1959 VESPA 400 Micro Car

1959 VESPA 400 Micro Car

By dean seven / Published by dean seven
The little Car that never got big.

Introduced in 1957 the VESPA 400 was an innovative solution to the needs for compact and economical transportation in Europe’s micro car marketplace.The Vespa car was designed and engineered by Piaggio in Italy but manufactured in France due to concerns regarding competition with the just introduced FIAT 500 models in the home market.  Piaggio was new to car manufacturing and careful not to appear too directly competitive with FIAT.

 Designed with aeronautical priorities and engineering sensibility, the Vespa 400 was a very compact, ultra light urban runabout with a roomy interior and a slick rollback convertible top.  Twin bucket seats are augmented by a rear compartment that can be fitted with a cushion for kid-sized back seats or used for cargo.   

 Overall length is a trim 112" on a 67" wheelbase, curb weight is under 850 lbs.The 400 features a twin cylinder, 393cc two-stroke twin cylinder engine with semi-automatic oil injection.  Rated at 14 HP with a 3 speed manual transmission, performance is modest but adequate for the city.   Top speed is 50 - 55 mph.  Suspension is independent on all four wheels with coil springs, hydraulic shocks and a front roll bar. Brakes are drums at all four wheels.  Fuel consumption is 45-50 mpg. 

 Contemporary road tests included a ringing endorsement from Tom McCahill of Mechanix Illustrated, most popular auto reviewer of that era, who noted the smooth, comfortable ride quality and sharp handling   …."Here is real fun… this car has a fantastic ride!". 

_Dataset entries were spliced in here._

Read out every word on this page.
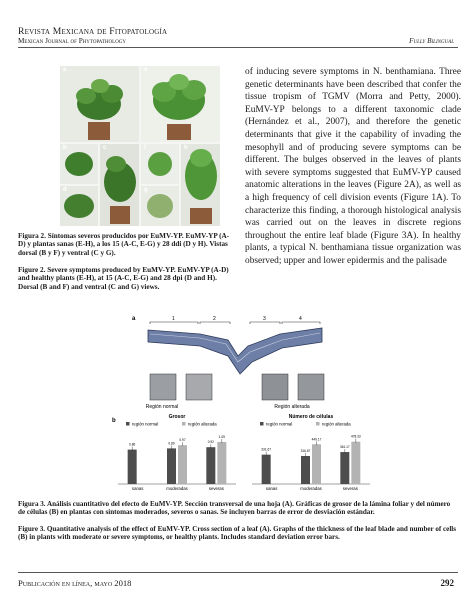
Revista Mexicana de Fitopatología
Mexican Journal of Phytopathology	Fully Bilingual
a	e
b	c	f	h
d	g
Figura 2. Síntomas severos producidos por EuMV-YP. EuMV-YP (A-D) y plantas sanas (E-H), a los 15 (A-C, E-G) y 28 ddi (D y H). Vistas dorsal (B y F) y ventral (C y G).
Figure 2. Severe symptoms produced by EuMV-YP. EuMV-YP (A-D) and healthy plants (E-H), at 15 (A-C, E-G) and 28 dpi (D and H). Dorsal (B and F) and ventral (C and G) views.

of inducing severe symptoms in N. benthamiana. Three genetic determinants have been described that confer the tissue tropism of TGMV (Morra and Petty, 2000). EuMV-YP belongs to a different taxonomic clade (Hernández et al., 2007), and therefore the genetic determinants that give it the capability of invading the mesophyll and of producing severe symptoms can be different. The bulges observed in the leaves of plants with severe symptoms suggested that EuMV-YP caused anatomic alterations in the leaves (Figure 2A), as well as a high frequency of cell division events (Figure 1A). To characterize this finding, a thorough histological analysis was carried out on the leaves in discrete regions throughout the entire leaf blade (Figure 3A). In healthy plants, a typical N. benthamiana tissue organization was observed; upper and lower epidermis and the palisade

a	1	2	3	4
Región normal	Región alterada
b
Grosor
región normal	región alterada
0.86
sanas
0.89
0.97
moderadas
0.92
1.05
severas
Número de células
región normal	región alterada
331.67
sanas
316.67
449.17
moderadas
361.17
478.33
severas
Figura 3. Análisis cuantitativo del efecto de EuMV-YP. Sección transversal de una hoja (A). Gráficas de grosor de la lámina foliar y del número de células (B) en plantas con síntomas moderados, severos o sanas. Se incluyen barras de error de desviación estándar.
Figure 3. Quantitative analysis of the effect of EuMV-YP. Cross section of a leaf (A). Graphs of the thickness of the leaf blade and number of cells (B) in plants with moderate or severe symptoms, or healthy plants. Includes standard deviation error bars.
Publicación en línea, mayo 2018	292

The Vespa 400 was very sophisticated and well-engineered compared to the other microcars available, such as the BMW Isetta, and initial sales were good.  Piaggio addressed many needed improvements after launch and the 1959 model features all of the upgrades including automatic oil injection and opening door vent windows.  Unfortunately for Piaggio, the European economy had improved making mini cars such as the Fiat 500 and BMC Morris Mini more popular than microcars in the marketplace.   The microcar fad ended more quickly than expected, and the 400 was in production only until 1961 and only 30,000 were made.It remains one of the most interesting of the microcars and a very rare collectable today.